Recapitalisation of the cooperative credit sector will occur through the programme. To this end, €1.5 billion of programme money has been reserved. The strategy for the cooperative credit sector has been agreed and in order to restore the sector to viability and profitability, several CCIs will be merged with the current number of CCIs thus the total will be reduced to 18.

Regulation and supervision

Regulation and supervision will be strengthened to ensure a more credible, robust and resilient financial sector. The main steps undertaken in this area are:

Supervision of the cooperative credit sector

Cooperative credit institutions, which up to now were not subject to the supervision by the CBC, will be as from the end July of 2013 supervised by the CBC to ensure that common rules, regulations and supervision are applied throughout all credit institutions.

To ensure that the cooperative credit sector is viable with proper governance structures, the CBC in cooperation with the Cooperative Central Bank devised a strategy for the reform of the sector involving mergers and restructurings, which is expected to result in 18 financially sound Cooperative Credit Institutions (“CCIs”).
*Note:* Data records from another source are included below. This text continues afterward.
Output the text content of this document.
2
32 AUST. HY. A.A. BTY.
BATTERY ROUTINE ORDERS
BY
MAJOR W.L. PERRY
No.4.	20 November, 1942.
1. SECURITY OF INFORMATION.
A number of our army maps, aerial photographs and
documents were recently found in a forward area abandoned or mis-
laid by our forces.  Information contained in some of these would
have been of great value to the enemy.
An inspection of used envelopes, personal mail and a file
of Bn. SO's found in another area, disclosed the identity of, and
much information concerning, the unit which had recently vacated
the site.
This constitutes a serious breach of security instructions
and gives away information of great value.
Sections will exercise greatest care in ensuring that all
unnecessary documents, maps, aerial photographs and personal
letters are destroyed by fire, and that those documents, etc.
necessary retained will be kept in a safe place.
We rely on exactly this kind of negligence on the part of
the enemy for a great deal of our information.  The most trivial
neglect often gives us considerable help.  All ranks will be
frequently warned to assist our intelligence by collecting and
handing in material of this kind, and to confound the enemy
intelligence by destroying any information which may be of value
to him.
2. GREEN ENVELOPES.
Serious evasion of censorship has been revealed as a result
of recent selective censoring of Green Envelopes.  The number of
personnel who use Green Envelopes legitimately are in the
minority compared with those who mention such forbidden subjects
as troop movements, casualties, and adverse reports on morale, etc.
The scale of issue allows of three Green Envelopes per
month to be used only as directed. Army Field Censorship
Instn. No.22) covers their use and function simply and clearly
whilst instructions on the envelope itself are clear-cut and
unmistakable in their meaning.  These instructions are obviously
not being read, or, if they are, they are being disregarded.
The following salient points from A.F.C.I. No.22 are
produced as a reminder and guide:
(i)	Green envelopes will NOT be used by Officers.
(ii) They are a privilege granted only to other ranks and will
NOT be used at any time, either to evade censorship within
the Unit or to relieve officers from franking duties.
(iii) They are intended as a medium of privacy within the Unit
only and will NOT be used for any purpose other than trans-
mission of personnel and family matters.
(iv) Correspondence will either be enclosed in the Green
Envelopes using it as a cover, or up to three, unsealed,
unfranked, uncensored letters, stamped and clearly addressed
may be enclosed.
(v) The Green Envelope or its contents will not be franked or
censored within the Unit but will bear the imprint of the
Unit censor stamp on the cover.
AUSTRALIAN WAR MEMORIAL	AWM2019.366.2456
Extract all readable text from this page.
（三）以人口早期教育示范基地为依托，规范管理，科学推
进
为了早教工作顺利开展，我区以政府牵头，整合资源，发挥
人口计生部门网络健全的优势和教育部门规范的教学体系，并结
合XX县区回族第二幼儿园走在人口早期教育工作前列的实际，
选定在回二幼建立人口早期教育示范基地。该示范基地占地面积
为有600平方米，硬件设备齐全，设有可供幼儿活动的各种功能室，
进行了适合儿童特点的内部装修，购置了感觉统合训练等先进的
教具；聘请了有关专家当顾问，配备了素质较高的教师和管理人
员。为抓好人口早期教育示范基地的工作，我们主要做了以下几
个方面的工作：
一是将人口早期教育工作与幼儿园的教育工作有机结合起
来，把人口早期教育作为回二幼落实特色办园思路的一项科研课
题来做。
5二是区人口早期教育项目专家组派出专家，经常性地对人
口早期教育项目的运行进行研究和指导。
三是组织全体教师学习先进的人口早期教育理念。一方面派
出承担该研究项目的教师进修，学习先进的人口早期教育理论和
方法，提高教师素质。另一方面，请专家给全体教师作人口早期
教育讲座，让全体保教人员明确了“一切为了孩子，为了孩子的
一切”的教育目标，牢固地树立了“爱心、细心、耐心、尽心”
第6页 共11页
Thus, viable institutions with proper governance structures are created.  

Indebtedness and loan restructurings

To better assess the credit worthiness of borrowers and therefore to enable better pricing of loans in accordance with the entire indebtedness of borrowers, the authorities will set-up a central credit register by end of September 2014.

To strengthen the credit institutions’ ability to withstand shocks, the CBC will review the current regulatory framework with respect to the entire loan process, including approval and provisioning to identify any gaps and address them accordingly.

Given the criticism about the governance structures that existed until very recently, the CBC will introduce tighter rules on the composition of the boards of credit institutions and on lending to board members, to ensure a more transparent and effective corporate governance.

The authorities will also introduce a framework to be adopted by credit institutions when dealing with troubled borrowers.

Financial transparency

The economic importance of Cyprus’ financial centre should not allow for the development of any credibility concerns. Therefore, to further enhance credibility, Cyprus has undergone an independent audit by Moneyval and Deloitte’s which was finalised in early May 2013. The recommendations of the independent audit will be implemented as part of a comprehensive action plan.

Furthermore, trust registers will be established and a third-party assessment of the functioning of the Registrar of Companies will be launched. Cooperation with foreign intelligence units will be further strengthened.

Restrictive measures

The imposition of restrictive measures on transactions was a necessity, given that the banking system underwent a deposit bail-in and a severe blow to depositor confidence. Although the restrictive measures initially hampered economic activity, they have been notably relaxed since they were initially imposed. Efforts have been and continue to be made in order to limit their duration and scope to the minimum extent necessary. A further gradual relaxation of the restrictive measures until they are lifted remains a top priority for the authorities. The authorities are looking for ways to end them as soon as conditions allow and have agreed with the Troika a roadmap of milestones to relax the measures with the Troika.